Renversement du président Bachar al-Assad… et confusion générale

Daniel Vanhove, 10 décembre 2024. Les derniers évènements en Syrie sont gravissimes. Et ne devraient pas favoriser l’Axe de la résistance. Aussi, est-il incompréhensible de lire selon Reuters, que « le Hamas a félicité lundi le peuple syrien pour avoir concrétisé ses aspirations à la liberté et à la justice en renversant le président Bachar al Assad et son régime ».

Mont Hermon, Syrie, 9 décembre 2024.

De la même manière, comment peut-on affirmer son soutien et être militant de la cause palestinienne, en se félicitant de la chute du gouvernement syrien et la fuite de son président ? C’est une fois de plus, tomber dans le piège occidental qui n’a de cesse de fomenter tout ce qui est possible pour diviser toute résistance à la doxa atlantico-sioniste.

Faut-il revenir à l’abc en la matière, et rappeler que l’ennemi commun et prioritaire de l’Axe de la résistance est le régime terroriste israélien et les sionistes qui y manœuvrent en permanence, afin d’éradiquer par nettoyage ethnique, et maintenant par génocide, tout ce qui s’apparente de près ou de loin à l’identité palestinienne ?!

Faut-il une fois de plus rappeler aux militants pro-palestiniens, que dès lors que nos autorités se félicitent d’une situation à laquelle elles ont œuvré de manière active depuis des lustres, il convient de prendre l’exact contre-pied de leurs positions pour éviter de se tromper ?!

Faut-il aussi rappeler à ces mêmes militants qui s’enthousiasment de cette info, que le gouvernement français, dont le plus haut représentant en la personne de son président, qualifie de « barbarie » l’État du président al-Assad, recevait officiellement ce dernier, il y a quelques années, en tant qu’invité d’honneur aux représentations nationales du 14 juillet ?!

Faut-il enfin rappeler à ces bonnes âmes ce qu’il est advenu des pays comme l’Irak, la Libye, l’Afghanistan, le Soudan et tant d’autres lorsque les « libérateurs occidentaux » les ont aidés à renverser leurs mauvais leaders, y promettant comme à chaque fois monts et merveilles… et faut-il revenir sur les pillages et l’absolue dévastation qui en ont découlé, avec leur lot de misères en parallèle d’une corruption alimentant toujours les mêmes poches ? Décidément, il en est qui, confortablement installés, ont des cervelles de moineaux ! Ces mêmes cervelles qui ont déjà oublié sans doute ce qui se passait dans les prisons d’Abu Ghraïb, ou celle de Guatanamo.
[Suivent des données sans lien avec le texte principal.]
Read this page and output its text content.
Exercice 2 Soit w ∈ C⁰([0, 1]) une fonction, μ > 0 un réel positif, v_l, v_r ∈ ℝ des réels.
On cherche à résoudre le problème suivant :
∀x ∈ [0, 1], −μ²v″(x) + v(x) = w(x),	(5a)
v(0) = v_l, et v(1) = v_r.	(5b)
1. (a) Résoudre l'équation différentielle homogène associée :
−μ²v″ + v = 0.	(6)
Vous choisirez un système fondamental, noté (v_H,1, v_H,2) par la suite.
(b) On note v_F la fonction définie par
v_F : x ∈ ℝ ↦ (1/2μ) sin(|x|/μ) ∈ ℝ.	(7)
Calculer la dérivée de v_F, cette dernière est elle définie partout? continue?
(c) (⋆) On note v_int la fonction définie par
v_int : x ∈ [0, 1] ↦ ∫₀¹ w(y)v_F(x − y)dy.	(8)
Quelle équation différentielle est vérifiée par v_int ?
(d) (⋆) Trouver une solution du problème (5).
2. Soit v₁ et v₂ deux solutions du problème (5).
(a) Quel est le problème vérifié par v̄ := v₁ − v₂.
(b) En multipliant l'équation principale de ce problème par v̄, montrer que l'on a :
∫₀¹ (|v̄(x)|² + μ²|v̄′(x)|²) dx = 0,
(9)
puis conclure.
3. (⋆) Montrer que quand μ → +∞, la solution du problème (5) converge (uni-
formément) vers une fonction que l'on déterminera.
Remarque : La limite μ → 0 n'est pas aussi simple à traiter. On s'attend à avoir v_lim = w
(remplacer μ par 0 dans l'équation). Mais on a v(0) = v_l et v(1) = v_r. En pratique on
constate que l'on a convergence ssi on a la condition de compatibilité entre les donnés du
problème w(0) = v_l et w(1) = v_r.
Ces mêmes cervelles qui pour la plupart, n’ont pipé mot quand Julian Assange mourait à petit feu dans une geôle britannique. Et ainsi de suite, dans un annuaire d’exemples que je ne peux citer sous le format d’un article.

Et pour conclure, peut-on soulever la question des réfugiés syriens en liesse qui se trouvent dans plusieurs Etats européens dont certains gouvernements se réjouissent déjà de pouvoir évoquer leur renvoi dans leur pays, puisque celui-ci serait débarrassé de son « dictateur » ?! Et est-il permis de s’interroger sur la nature et la durée de cette liesse, quand ces mêmes Syriens comprendront qu’ils fêtent des jihadistes inscrits sur les listes internationales en tant que « groupes terroristes » hissés le temps des calculs politiques atlantico-sionistes, au rang de « libérateurs » ? J’ose parier que cette liesse sera de bien courte durée !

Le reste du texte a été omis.